There is a need to urgently address the relatively low rate of entry into treatment by people with alcohol dependence in Ireland. Efforts must be undertaken to better understand this service failure. There seem to be issues with problem recognition among affected individuals and there may also be unknown barriers and obstacles to treatment seeking among those who perceive a need for treatment. The general population survey of alcohol and drug use may offer an opportunity to explore these issues in the future.

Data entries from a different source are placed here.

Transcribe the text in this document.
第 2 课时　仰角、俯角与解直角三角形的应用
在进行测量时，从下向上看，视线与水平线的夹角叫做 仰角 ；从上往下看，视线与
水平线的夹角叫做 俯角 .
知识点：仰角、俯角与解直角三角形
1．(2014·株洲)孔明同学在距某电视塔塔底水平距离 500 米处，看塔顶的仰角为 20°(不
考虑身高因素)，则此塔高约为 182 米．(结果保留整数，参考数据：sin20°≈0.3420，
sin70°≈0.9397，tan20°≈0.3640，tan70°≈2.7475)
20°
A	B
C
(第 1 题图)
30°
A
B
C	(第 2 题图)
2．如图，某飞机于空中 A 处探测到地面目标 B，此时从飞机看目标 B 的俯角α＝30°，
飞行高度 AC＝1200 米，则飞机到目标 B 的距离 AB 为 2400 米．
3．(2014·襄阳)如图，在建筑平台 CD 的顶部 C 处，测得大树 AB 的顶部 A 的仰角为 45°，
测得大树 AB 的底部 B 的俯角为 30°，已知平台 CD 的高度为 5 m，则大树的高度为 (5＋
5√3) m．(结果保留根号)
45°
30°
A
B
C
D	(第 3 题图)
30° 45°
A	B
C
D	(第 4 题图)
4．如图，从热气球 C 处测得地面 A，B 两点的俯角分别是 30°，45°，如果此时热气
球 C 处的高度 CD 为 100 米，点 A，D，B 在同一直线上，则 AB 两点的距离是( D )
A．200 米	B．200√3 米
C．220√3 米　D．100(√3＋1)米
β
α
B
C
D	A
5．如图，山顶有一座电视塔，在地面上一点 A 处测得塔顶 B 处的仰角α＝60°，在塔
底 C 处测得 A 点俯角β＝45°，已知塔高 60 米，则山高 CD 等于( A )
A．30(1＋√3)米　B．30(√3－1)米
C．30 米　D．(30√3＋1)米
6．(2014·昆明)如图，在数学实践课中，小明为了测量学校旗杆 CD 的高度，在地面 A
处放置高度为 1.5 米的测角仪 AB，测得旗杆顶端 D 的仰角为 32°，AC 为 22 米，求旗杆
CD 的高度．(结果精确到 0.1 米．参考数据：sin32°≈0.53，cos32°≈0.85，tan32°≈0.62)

As stated in Ireland’s current National Drugs Strategy, there is a need for all treatment providers to fully participate in the NDTRS system, so that the real extent of under-treatment can be comprehensively examined. There is substantial geographical variability in the recorded rate of treatment entry. There is a need for services in counties with low rates of treatment entry to learn from the successes of those in locations with acceptable levels of treatment entry.

Conclusions

The proportion of people with alcohol dependence who enter treatment each year is low by international standards, and there is wide and unexplained geographical variation in rates of treatment attendance. There appears to be a need to better plan the provision of treatment services, so treatment is available where and when people seek it, with opportunities to learn from locations with higher rates of treatment entry. Strategies for early identification of AUD, such as the Making Every Contact Count initiative across all healthcare settings, may result in greater treatment seeking in the near future.